Corporate earnings are in sequential decline as we enter the fourth quarter. The combination of weaker overseas demand, a strong US$, and rising domestic labor costs are pressuring margins. The stock market has remained elevated thanks to low interest rates, which continue to fuel debt-funded stock buybacks. The passive investing juggernaut has also buoyed the market—although many segments are performing poorly. Both passive investing and stock buybacks are liquidity-dependent, price-insensitive, and increasingly divergent from fundamentals.
A continuation of the Federal Reserve’s easy-money policies cannot prevent recession in an economy that is fully-loaded with debt. There is no evidence that business capital spending responds to changes in interest rates, and most US households cannot afford to borrow much more. The central bank has abused its “exorbitant privilege” of issuing money to drive up asset prices, worsening a wealth divide that is becoming politically contentious.
Leaders in the policy, academic and financial communities are beginning to question the wisdom of continuing with a monetary strategy that is at best ineffective, and at worst counterproductive. Unfortunately, most central bankers have been unwilling to acknowledge that their policies are no longer working. We fear a loss of Fed credibility that could spiral into a crisis of confidence when the Emperor is seen to be naked.
We doubt the Fed will experiment with negative interest rates, as have been tried in Europe and Japan. It is more likely that public opinion will induce the central bank to shift its focus away from the financial sector and toward the real economy.

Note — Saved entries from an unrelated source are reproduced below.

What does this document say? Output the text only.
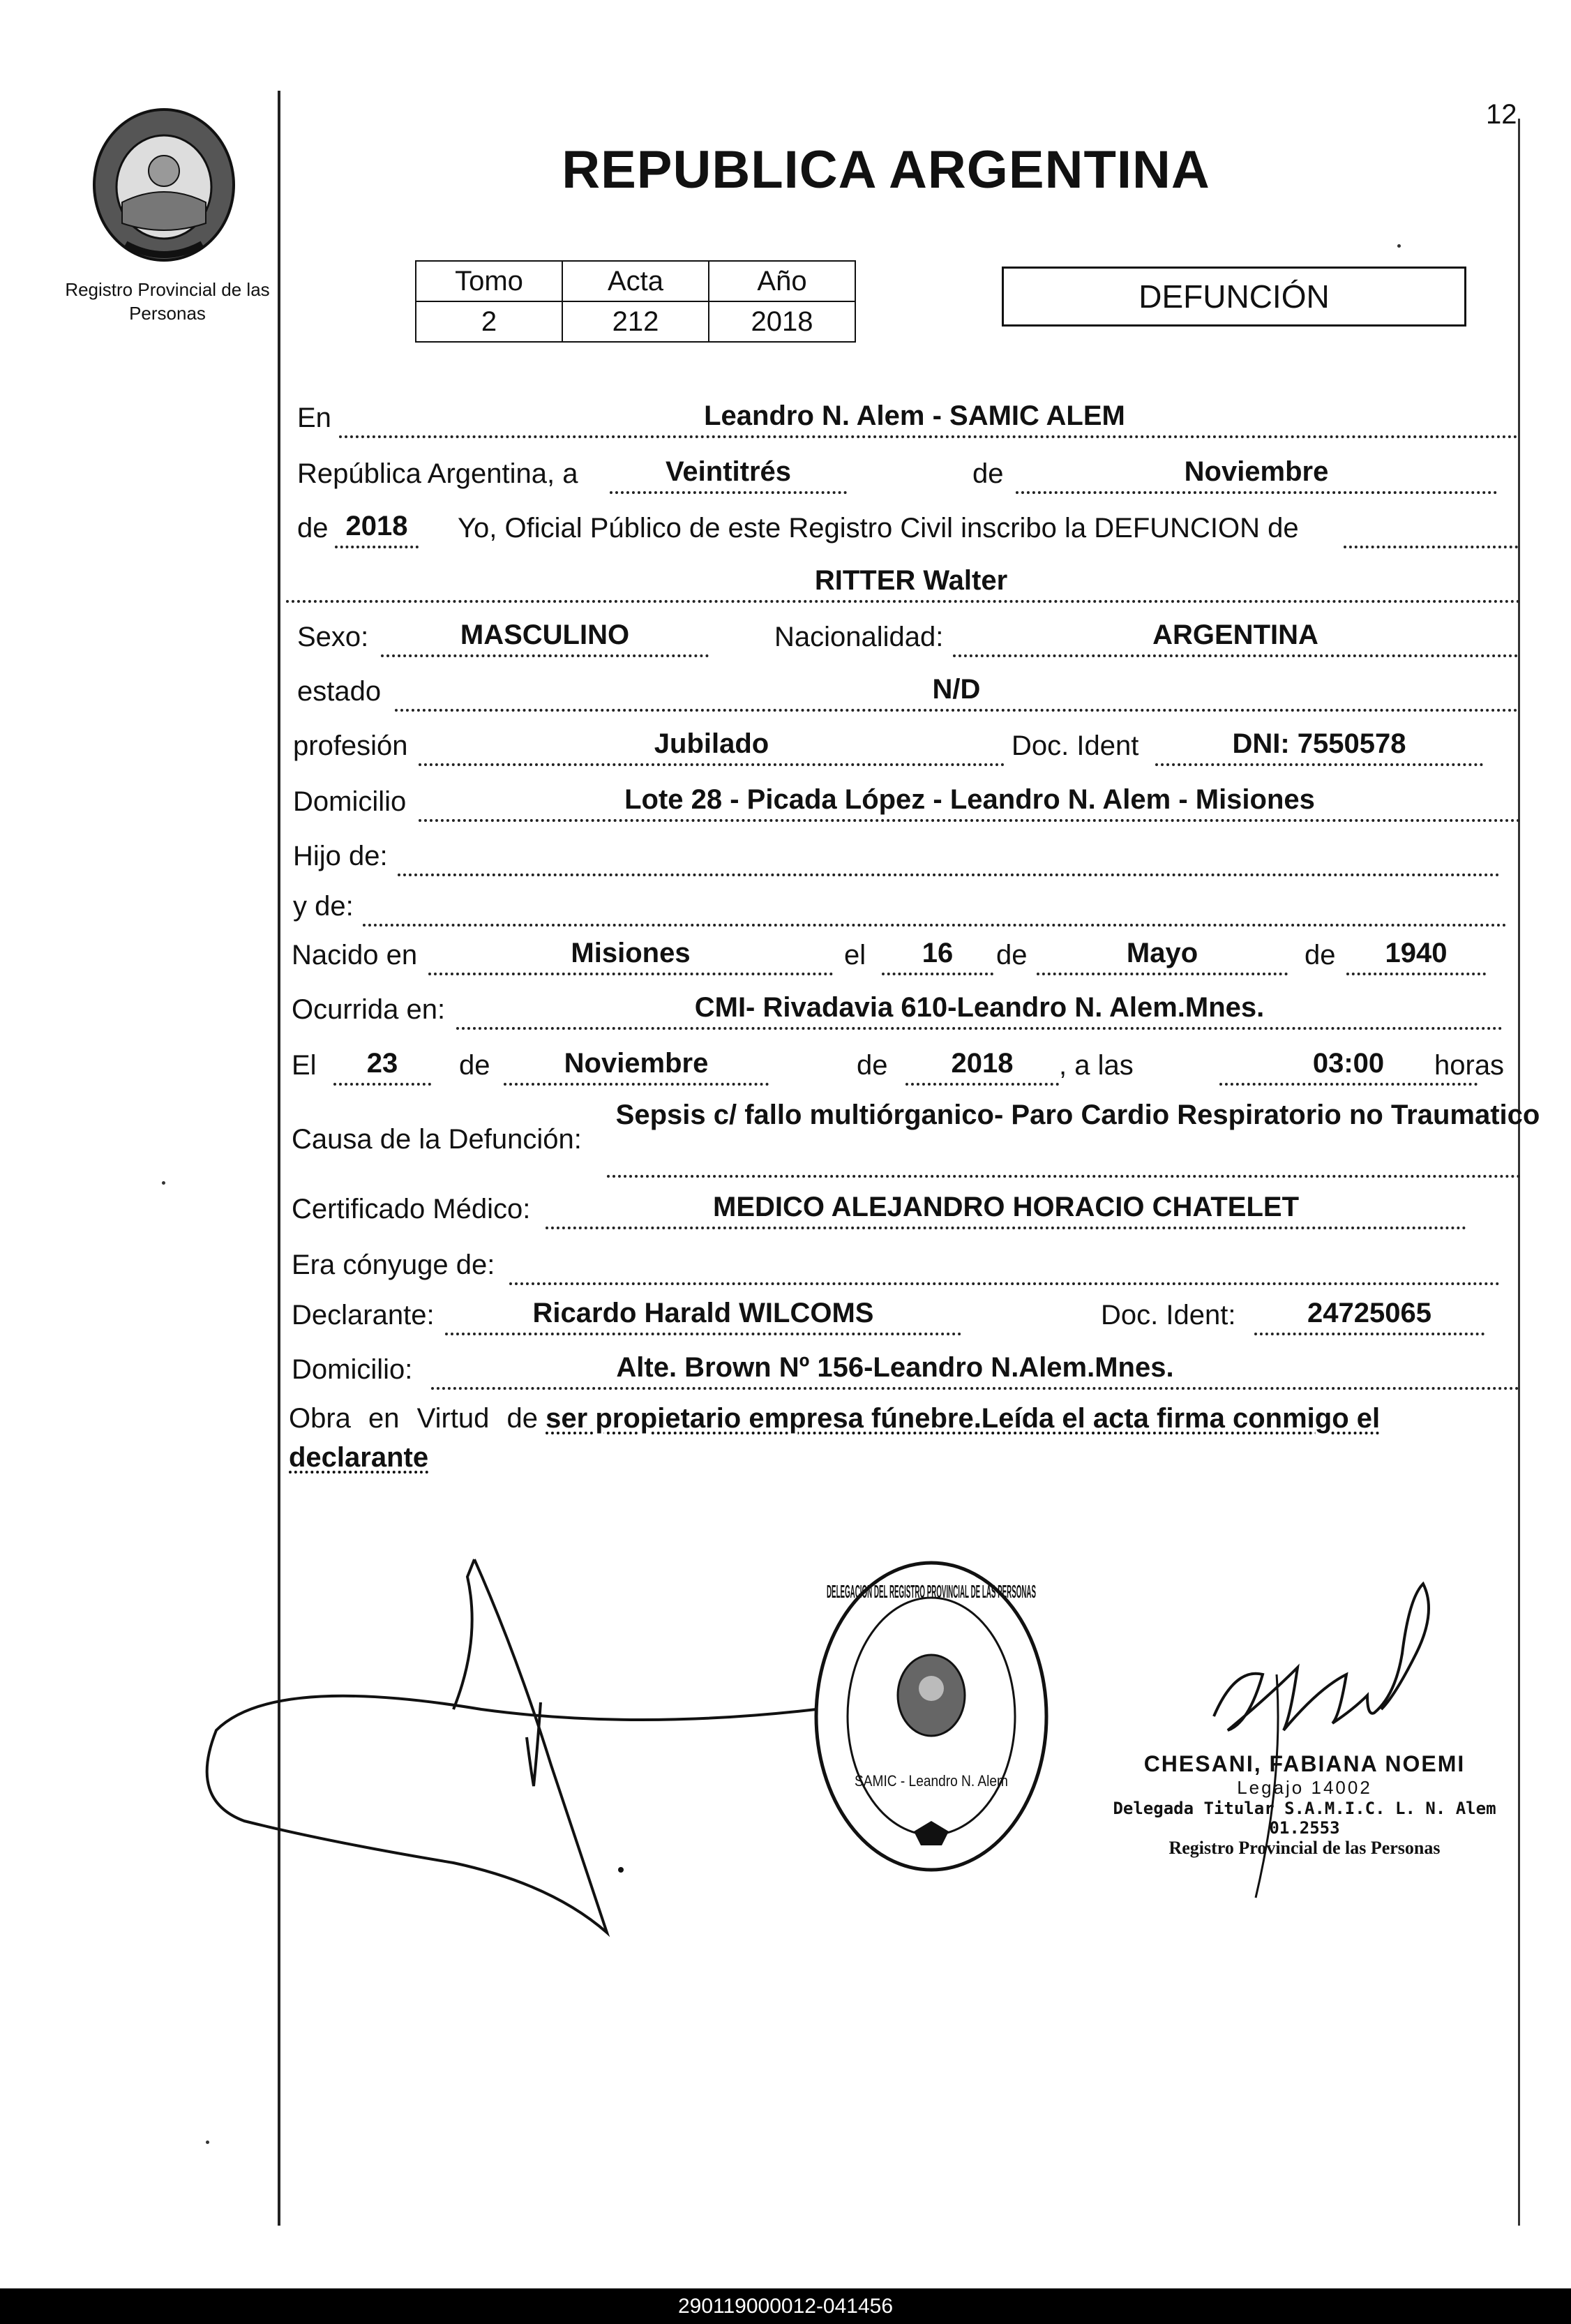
Registro Provincial de las Personas
12
REPUBLICA ARGENTINA
Tomo	Acta	Año
2	212	2018
DEFUNCIÓN
En	Leandro N. Alem - SAMIC ALEM
República Argentina, a	Veintitrés	de	Noviembre
de 2018	Yo, Oficial Público de este Registro Civil inscribo la DEFUNCION de
RITTER Walter
Sexo:	MASCULINO	Nacionalidad:	ARGENTINA
estado	N/D
profesión	Jubilado	Doc. Ident	DNI: 7550578
Domicilio	Lote 28 - Picada López - Leandro N. Alem - Misiones
Hijo de:
y de:
Nacido en	Misiones	el	16	de	Mayo	de	1940
Ocurrida en:	CMI- Rivadavia 610-Leandro N. Alem.Mnes.
El	23	de	Noviembre	de	2018	, a las	03:00	horas
Causa de la Defunción:
Sepsis c/ fallo multiórganico- Paro Cardio Respiratorio no Traumatico
Certificado Médico:	MEDICO ALEJANDRO HORACIO CHATELET
Era cónyuge de:
Declarante:	Ricardo Harald WILCOMS	Doc. Ident:	24725065
Domicilio:	Alte. Brown Nº 156-Leandro N.Alem.Mnes.
Obra en Virtud de ser propietario empresa fúnebre.Leída el acta firma conmigo el declarante
DELEGACION DEL REGISTRO PROVINCIAL DE LAS PERSONAS
SAMIC - Leandro N. Alem
CHESANI, FABIANA NOEMI
Legajo 14002
Delegada Titular S.A.M.I.C. L. N. Alem 01.2553
Registro Provincial de las Personas
290119000012-041456
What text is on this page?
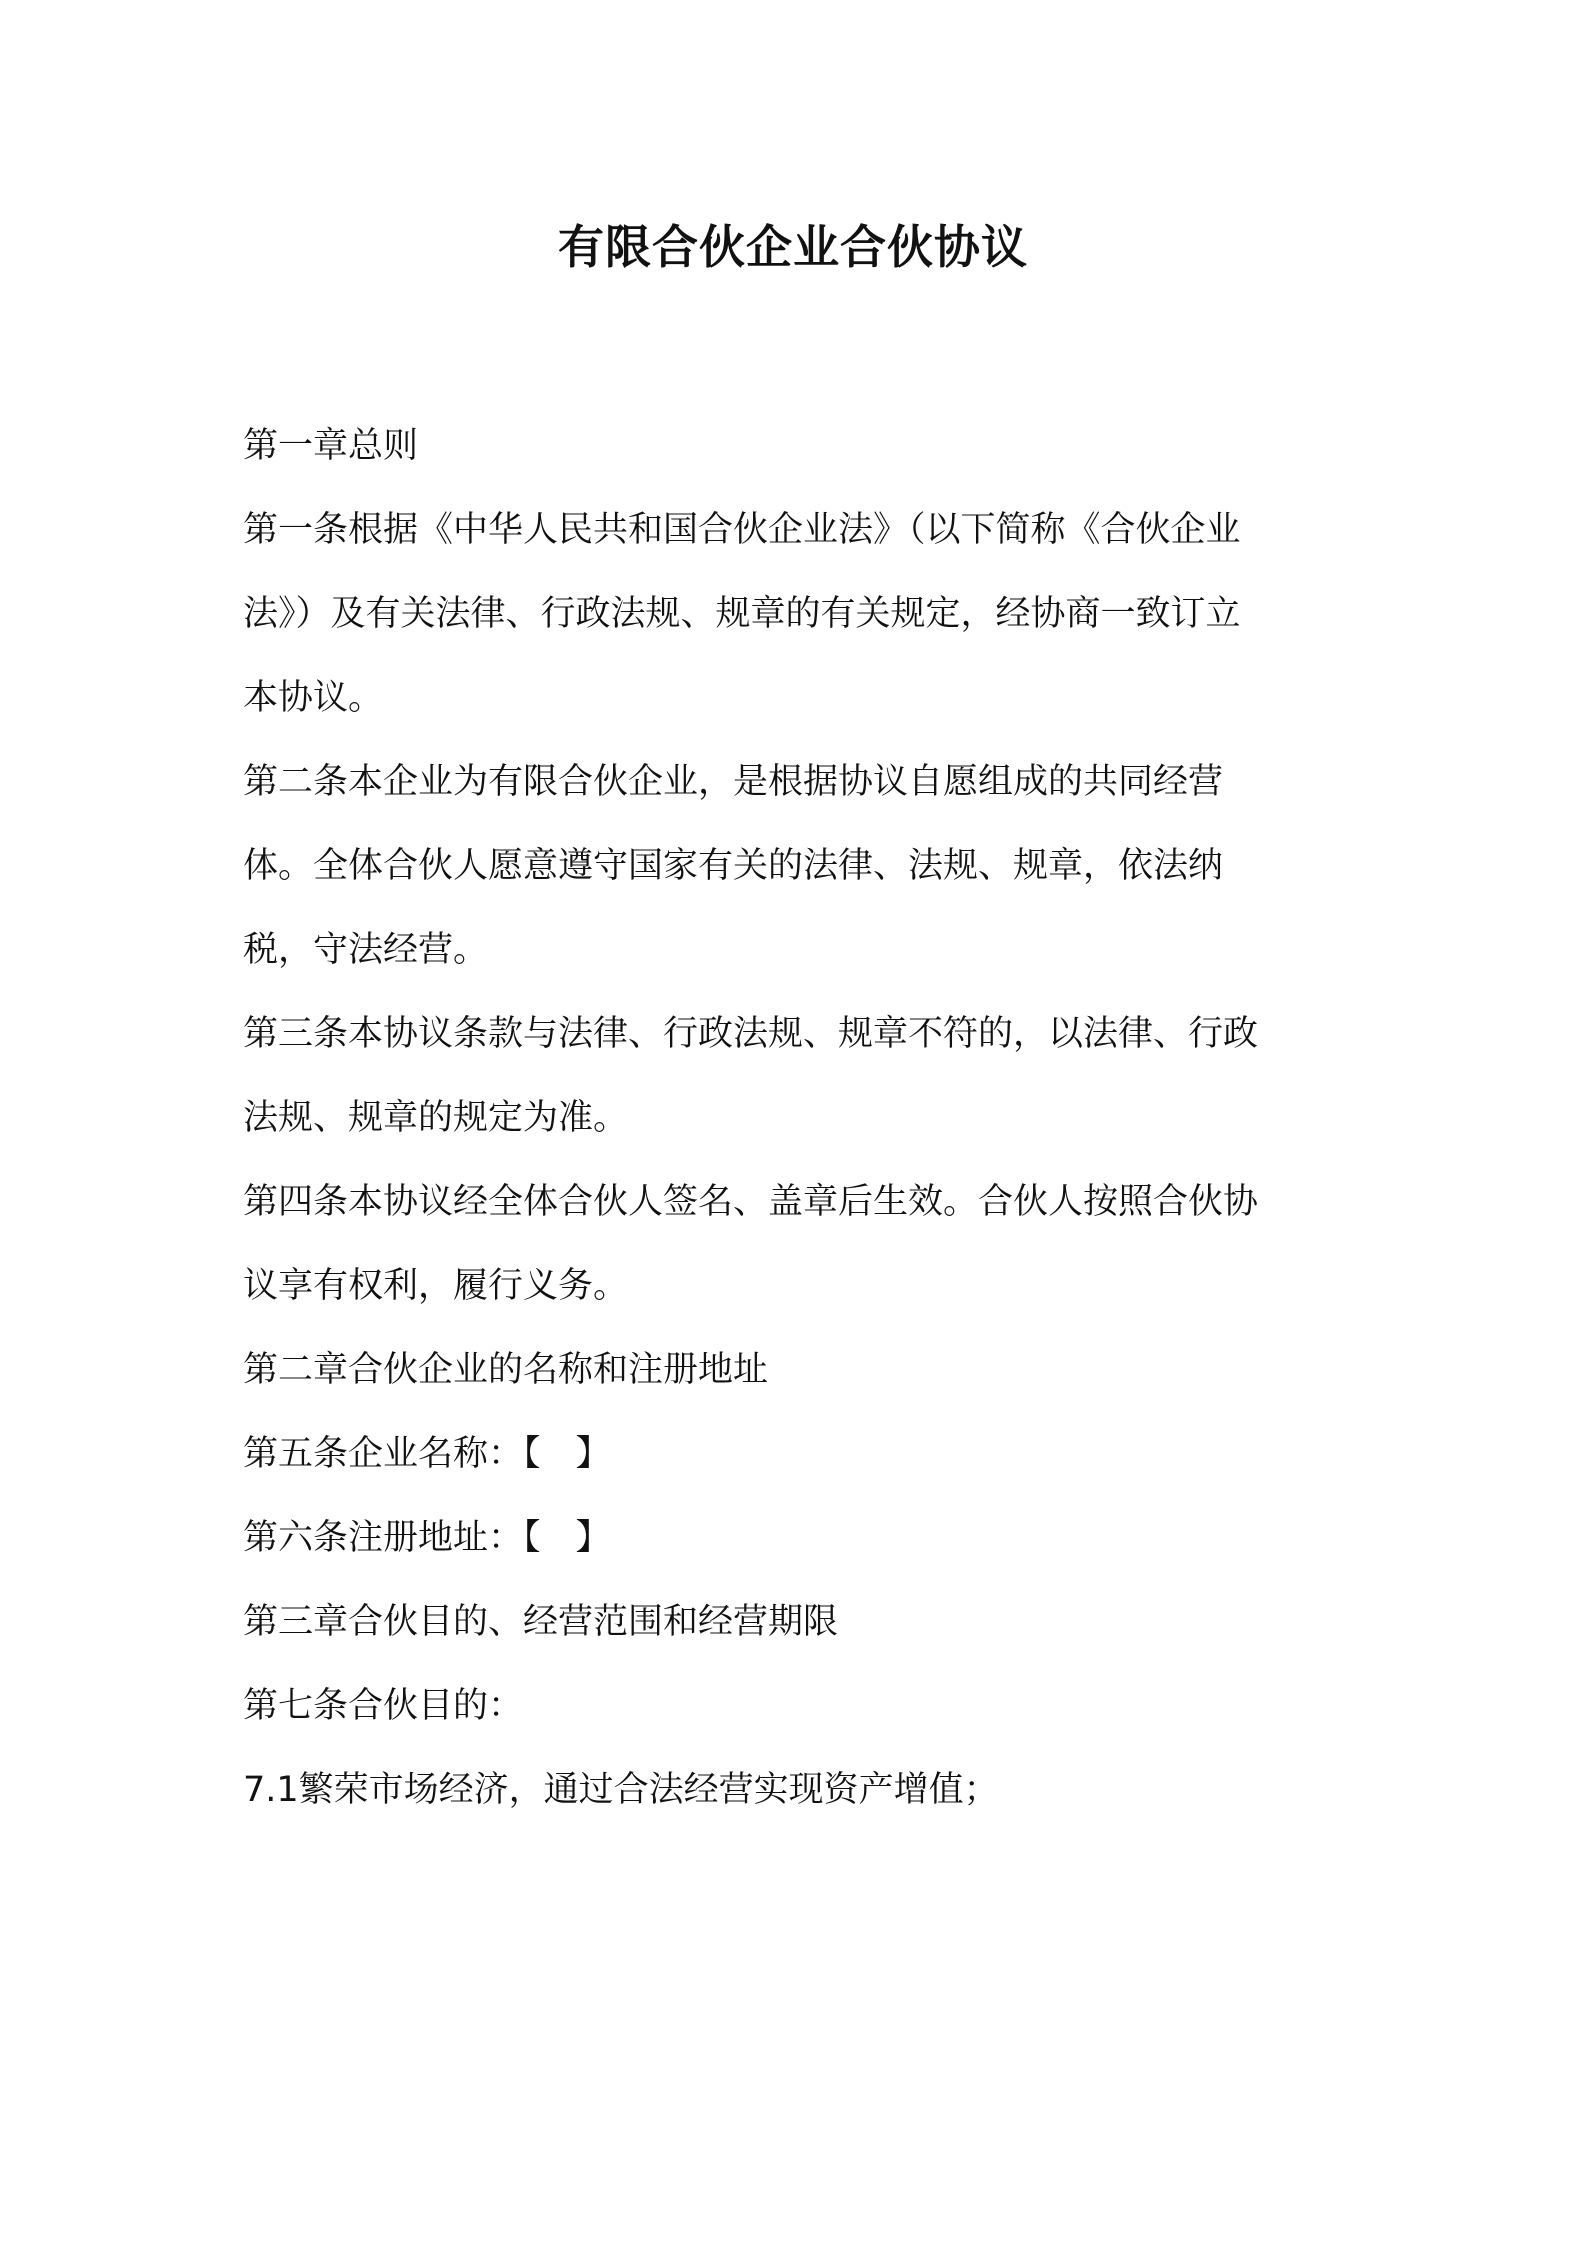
有限合伙企业合伙协议

第一章总则

第一条根据《中华人民共和国合伙企业法》（以下简称《合伙企业

法》）及有关法律、行政法规、规章的有关规定，经协商一致订立

本协议。

第二条本企业为有限合伙企业，是根据协议自愿组成的共同经营

体。全体合伙人愿意遵守国家有关的法律、法规、规章，依法纳

税，守法经营。

第三条本协议条款与法律、行政法规、规章不符的，以法律、行政

法规、规章的规定为准。

第四条本协议经全体合伙人签名、盖章后生效。合伙人按照合伙协

议享有权利，履行义务。

第二章合伙企业的名称和注册地址

第五条企业名称：【　】

第六条注册地址：【　】

第三章合伙目的、经营范围和经营期限

第七条合伙目的：

7.1繁荣市场经济，通过合法经营实现资产增值；
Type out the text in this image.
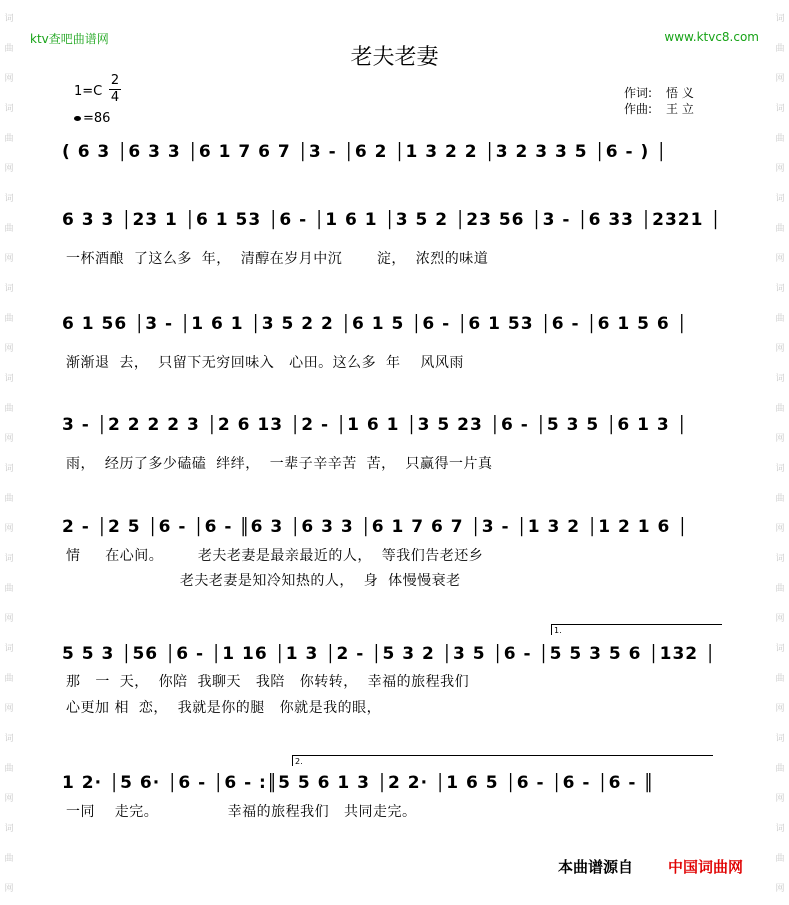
词
曲
网
词
曲
网
词
曲
网
词
曲
网
词
曲
网
词
曲
网
词
曲
网
词
曲
网
词
曲
网
词
曲
网
词
曲
网
词
曲
网
词
曲
网
词
曲
网
词
曲
网
词
曲
网
词
曲
网
词
曲
网
词
曲
网
词
曲
网
ktv查吧曲谱网	www.ktvc8.com
老夫老妻
1=C
2
4
=86
作词: 悟 义
作曲: 王 立
( 6 3 │6 3 3 │6 1 7 6 7 │3 - │6 2 │1 3 2 2 │3 2 3 3 5 │6 - ) │
6 3 3 │23 1 │6 1 53 │6 - │1 6 1 │3 5 2 │23 56 │3 - │6 33 │2321 │
一杯酒酿  了这么多  年，  清醇在岁月中沉       淀，  浓烈的味道
6 1 56 │3 - │1 6 1 │3 5 2 2 │6 1 5 │6 - │6 1 53 │6 - │6 1 5 6 │
渐渐退  去，  只留下无穷回味入   心田。这么多  年    风风雨
3 - │2 2 2 2 3 │2 6 13 │2 - │1 6 1 │3 5 23 │6 - │5 3 5 │6 1 3 │
雨，  经历了多少磕磕  绊绊，  一辈子辛辛苦  苦，  只赢得一片真
2 - │2 5 │6 - │6 - ║6 3 │6 3 3 │6 1 7 6 7 │3 - │1 3 2 │1 2 1 6 │
情     在心间。       老夫老妻是最亲最近的人，  等我们告老还乡
老夫老妻是知冷知热的人，  身  体慢慢衰老
1.
5 5 3 │56 │6 - │1 16 │1 3 │2 - │5 3 2 │3 5 │6 - │5 5 3 5 6 │132 │
那   一  天，  你陪  我聊天   我陪   你转转，  幸福的旅程我们
心更加 相  恋，  我就是你的腿   你就是我的眼，
2.
1 2· │5 6· │6 - │6 - :║5 5 6 1 3 │2 2· │1 6 5 │6 - │6 - │6 - ║
一同    走完。              幸福的旅程我们   共同走完。
本曲谱源自 中国词曲网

Modern Monetary Theory is just another name for the “helicopter money” Fed Chairman Bernanke proposed several years ago. Printing money into the hands of ordinary people and businesses is better than the “socialism for capitalists” we have seen in recent decades. That said, it is a poor remedy for the political and governance failures that have brought us to this point.
US stocks have delivered a total return since early 2018 that is barely above gains in the bond market. Paladin client portfolios remain underweight US equity, with a tilt toward high-quality value stocks. We remain overweight short-duration bonds and cash, as we survey the international landscape for attractively-priced equity investments. We have taken profit on our long US$ and gold investments, and have deployed alternative portfolio hedges including a long position in the Japanese yen.